There is no better, cheaper, accessible place to try and settle this great question than Mars. Is there anything more exciting in all of science?

Two missions that would follow-up on all those fascinating ideas and, more importantly, any leads generated by Curiosity, are jointly funded by NASA and the European Space Agency. They are slated for launch at the end of this decade — or at least they were. Because those are precisely the missions most affected by the proposed cuts. Phil puts it in perspective:

(Bad Astronomy) — In other words, the amount of money being cut from Mars exploration is equal to what we were spending on the War on Terror in just 15 hours. … You might want to read that again. For the cost of less than a single day on the War on Terror, we could have a robust and far-reaching program to explore Mars, look for signs of life on another planet …

If those cuts go through, we will be bailing on our commitment to our ESA partners after they, and we, have already spent a considerable sum of money. And we’ll be postponing the missions that could settle the most important question in science, indeed for our very species, once and for all, by years or even decades.

Comments

  1. Anri says

    I have often said (hyperbole as it may be) that we could have gone to Mars, but chose to go to Iraq instead.

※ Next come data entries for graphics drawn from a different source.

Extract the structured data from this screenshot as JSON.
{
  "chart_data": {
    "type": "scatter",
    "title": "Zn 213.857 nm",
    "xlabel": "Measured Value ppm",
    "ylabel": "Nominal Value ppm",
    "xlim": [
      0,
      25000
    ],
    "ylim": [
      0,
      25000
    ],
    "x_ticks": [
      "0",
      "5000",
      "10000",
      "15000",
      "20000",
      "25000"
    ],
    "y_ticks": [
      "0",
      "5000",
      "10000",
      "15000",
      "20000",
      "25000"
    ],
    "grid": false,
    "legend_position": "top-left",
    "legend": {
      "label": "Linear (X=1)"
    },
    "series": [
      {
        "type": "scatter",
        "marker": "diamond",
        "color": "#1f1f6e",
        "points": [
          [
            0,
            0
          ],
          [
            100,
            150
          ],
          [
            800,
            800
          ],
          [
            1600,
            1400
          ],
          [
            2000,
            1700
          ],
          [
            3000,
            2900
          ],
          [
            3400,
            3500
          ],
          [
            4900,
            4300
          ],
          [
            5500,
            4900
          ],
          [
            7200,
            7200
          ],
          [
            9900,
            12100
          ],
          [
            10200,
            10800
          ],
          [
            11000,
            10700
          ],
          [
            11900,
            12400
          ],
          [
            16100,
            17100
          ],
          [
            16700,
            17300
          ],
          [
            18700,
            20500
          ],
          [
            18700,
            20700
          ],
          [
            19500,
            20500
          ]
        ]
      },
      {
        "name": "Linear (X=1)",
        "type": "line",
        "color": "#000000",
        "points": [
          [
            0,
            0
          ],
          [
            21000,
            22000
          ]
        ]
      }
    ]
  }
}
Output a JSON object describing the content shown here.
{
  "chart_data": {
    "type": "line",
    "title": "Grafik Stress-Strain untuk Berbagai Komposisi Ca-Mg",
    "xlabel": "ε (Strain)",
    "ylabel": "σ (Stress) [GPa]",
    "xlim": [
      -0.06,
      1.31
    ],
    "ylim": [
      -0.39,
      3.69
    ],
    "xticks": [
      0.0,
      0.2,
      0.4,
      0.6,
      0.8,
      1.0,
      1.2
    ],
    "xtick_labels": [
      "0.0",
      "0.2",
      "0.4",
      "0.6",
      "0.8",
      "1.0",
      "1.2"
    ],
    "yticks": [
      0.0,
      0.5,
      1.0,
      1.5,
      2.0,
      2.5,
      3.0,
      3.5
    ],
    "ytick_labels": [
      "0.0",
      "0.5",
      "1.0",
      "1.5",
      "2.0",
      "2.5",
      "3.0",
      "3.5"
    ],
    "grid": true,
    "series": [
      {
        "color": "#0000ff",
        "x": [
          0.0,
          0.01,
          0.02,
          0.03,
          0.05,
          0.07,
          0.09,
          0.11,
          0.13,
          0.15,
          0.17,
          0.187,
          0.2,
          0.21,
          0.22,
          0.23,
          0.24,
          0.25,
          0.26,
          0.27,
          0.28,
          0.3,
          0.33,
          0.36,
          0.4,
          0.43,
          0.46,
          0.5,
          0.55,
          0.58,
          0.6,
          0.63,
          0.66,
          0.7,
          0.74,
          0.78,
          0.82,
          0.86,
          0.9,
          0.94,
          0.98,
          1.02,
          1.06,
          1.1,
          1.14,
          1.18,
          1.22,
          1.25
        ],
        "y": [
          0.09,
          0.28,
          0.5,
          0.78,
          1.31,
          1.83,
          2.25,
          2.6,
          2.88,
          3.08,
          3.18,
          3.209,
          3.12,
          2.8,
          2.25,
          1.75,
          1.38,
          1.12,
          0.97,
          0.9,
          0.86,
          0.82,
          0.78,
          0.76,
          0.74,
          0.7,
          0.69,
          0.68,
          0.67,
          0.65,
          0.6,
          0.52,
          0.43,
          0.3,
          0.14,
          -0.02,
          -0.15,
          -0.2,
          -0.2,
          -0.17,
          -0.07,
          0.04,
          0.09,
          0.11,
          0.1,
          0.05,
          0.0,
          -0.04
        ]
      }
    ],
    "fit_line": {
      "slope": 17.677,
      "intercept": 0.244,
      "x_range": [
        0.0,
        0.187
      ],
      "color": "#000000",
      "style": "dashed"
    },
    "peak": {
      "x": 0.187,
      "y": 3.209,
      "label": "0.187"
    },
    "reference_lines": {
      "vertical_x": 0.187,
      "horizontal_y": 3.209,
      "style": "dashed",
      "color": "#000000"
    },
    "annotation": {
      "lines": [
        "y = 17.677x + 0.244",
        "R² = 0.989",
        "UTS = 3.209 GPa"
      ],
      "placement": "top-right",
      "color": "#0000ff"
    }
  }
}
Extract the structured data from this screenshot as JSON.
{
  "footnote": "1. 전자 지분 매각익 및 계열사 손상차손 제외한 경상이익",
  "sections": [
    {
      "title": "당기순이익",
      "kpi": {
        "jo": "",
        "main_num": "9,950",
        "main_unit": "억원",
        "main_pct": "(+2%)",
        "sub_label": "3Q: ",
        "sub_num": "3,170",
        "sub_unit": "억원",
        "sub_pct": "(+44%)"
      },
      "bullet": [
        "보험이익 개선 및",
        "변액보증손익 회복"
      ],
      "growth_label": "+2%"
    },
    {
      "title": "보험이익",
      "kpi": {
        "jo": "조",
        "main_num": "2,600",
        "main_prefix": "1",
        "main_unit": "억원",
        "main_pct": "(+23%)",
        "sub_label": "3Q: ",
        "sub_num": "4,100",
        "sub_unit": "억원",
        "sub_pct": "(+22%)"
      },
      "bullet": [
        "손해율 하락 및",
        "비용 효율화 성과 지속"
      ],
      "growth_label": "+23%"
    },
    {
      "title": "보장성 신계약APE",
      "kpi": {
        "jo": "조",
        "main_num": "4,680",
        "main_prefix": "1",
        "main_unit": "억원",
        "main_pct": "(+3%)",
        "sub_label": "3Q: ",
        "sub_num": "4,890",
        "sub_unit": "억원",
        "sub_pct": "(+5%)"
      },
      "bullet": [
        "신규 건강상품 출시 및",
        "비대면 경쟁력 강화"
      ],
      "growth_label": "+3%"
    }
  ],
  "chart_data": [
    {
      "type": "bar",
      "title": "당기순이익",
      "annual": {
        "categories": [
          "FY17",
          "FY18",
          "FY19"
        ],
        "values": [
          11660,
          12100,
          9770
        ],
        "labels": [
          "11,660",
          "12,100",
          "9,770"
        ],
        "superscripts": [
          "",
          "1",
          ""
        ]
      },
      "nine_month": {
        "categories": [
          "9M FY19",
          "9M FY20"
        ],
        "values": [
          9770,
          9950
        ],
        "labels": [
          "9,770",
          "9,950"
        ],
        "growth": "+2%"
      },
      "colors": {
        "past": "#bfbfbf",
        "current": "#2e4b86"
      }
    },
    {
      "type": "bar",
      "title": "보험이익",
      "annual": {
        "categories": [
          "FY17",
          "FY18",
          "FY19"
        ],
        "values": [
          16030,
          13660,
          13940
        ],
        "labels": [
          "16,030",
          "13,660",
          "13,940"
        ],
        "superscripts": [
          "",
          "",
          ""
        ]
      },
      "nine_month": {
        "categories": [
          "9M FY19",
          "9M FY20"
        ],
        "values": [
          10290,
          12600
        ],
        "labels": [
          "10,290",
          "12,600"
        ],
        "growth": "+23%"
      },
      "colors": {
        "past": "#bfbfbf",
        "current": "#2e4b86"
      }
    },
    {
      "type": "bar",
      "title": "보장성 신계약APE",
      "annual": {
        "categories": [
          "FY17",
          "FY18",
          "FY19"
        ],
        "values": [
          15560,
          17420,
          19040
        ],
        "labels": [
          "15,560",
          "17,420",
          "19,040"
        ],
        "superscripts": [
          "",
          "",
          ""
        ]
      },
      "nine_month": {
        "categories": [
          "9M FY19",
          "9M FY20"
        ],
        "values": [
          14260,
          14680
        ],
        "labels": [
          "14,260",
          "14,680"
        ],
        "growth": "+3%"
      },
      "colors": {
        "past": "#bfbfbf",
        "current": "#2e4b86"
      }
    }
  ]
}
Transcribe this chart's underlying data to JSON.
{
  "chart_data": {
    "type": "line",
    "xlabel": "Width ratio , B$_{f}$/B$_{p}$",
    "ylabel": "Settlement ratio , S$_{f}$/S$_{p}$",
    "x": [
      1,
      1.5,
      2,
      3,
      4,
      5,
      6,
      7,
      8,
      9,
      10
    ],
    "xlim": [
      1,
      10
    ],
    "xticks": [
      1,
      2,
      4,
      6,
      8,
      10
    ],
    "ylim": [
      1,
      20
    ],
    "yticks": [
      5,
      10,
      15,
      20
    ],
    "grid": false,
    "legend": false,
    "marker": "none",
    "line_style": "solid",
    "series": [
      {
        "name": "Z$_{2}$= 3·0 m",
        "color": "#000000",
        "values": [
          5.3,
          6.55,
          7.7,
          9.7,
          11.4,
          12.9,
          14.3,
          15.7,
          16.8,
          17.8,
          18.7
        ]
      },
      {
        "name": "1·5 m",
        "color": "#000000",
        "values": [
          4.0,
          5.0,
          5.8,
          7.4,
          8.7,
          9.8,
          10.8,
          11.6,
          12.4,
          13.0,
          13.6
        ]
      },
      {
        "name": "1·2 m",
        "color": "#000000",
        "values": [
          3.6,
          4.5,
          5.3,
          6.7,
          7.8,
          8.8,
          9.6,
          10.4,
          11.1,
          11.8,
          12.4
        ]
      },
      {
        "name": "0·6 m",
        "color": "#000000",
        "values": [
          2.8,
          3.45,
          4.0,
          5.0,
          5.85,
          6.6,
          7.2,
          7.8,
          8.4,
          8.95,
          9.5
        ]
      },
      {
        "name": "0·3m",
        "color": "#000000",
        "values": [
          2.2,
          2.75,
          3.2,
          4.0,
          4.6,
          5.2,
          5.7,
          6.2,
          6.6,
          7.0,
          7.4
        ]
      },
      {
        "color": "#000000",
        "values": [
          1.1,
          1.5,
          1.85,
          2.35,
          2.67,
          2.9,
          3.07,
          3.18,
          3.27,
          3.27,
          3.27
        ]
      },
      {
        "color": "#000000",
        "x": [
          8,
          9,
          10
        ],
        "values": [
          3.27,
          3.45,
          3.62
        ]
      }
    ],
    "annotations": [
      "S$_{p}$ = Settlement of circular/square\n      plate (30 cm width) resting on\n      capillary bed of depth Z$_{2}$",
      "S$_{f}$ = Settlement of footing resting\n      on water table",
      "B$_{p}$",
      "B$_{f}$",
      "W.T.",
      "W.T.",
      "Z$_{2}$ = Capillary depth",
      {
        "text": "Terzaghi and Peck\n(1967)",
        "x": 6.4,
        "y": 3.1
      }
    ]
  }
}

    I wonder what the space program would look like with that level of commitment of monies, work and time. It is quite literally a crying shame that I am now essentially assured of never knowing that within my lifetime.

  2. The Lorax says

    Let it be known that I nearly had a heart attack when I read that cuts were being made, and then I saw a picture of Curiosity. I’ve been cheering that little bug on since I heard of it, and I actually cried when it launched.

    Anri, I read somewhere that NASA originally planned an Apollo-style Mars mission for the late 70’s or early 80’s, if they kept the funding that they were getting. As we know, they didn’t. So, think about that for a few moments. With massive wads of government cash flowing through NASA and into the private sector for things like: faster, smaller computers, space habitats, food preservation, long-distance communication and tracking, and in-situ repairs, it’s plain to see that we would have advanced very quickly in areas such as home computer technology, space colonies, food preservation, telecommunications and GPS devices, and 3D printing. How about this for a thick, hot, steamy shot of perspective: Imagine iPads in the mid 90’s. With more funding to NASA, we would be 10 to 15 years ahead of where we are now.

    If NASA got the funding it deserved, Anri, you and me, we wouldn’t be talking about a probe on its way to Mars… we’d be talking about where on Mars we’d be spending our summer vacations.

    I mean, for FSM’s sake! We had such momentum going through Apollo! In the mid 50’s, we could barely launch a fucking radio into orbit, and between ’69 and ’72, just three years, we sent twelve fucking guys to walk around on the Moon. Fifteen years! Fifteen fucking years we were able to make that leap! If only… if only we had stuck to it… yes, we beat the Soviets… but if we stuck to it for the science, we wouldn’t be living in a better world… we’d be living in better worlds.

    … I’m gonna go hang my head for a while now…

  3. Pierce R. Butler says

    For the cost of less than a single day on the War on Terror, we could have a robust and far-reaching program to explore Mars…

    My friends, we can have both!

    How much trouble would it be to set up the next Mars probe so that it pops off a couple of RPGs at Deimos on its way in?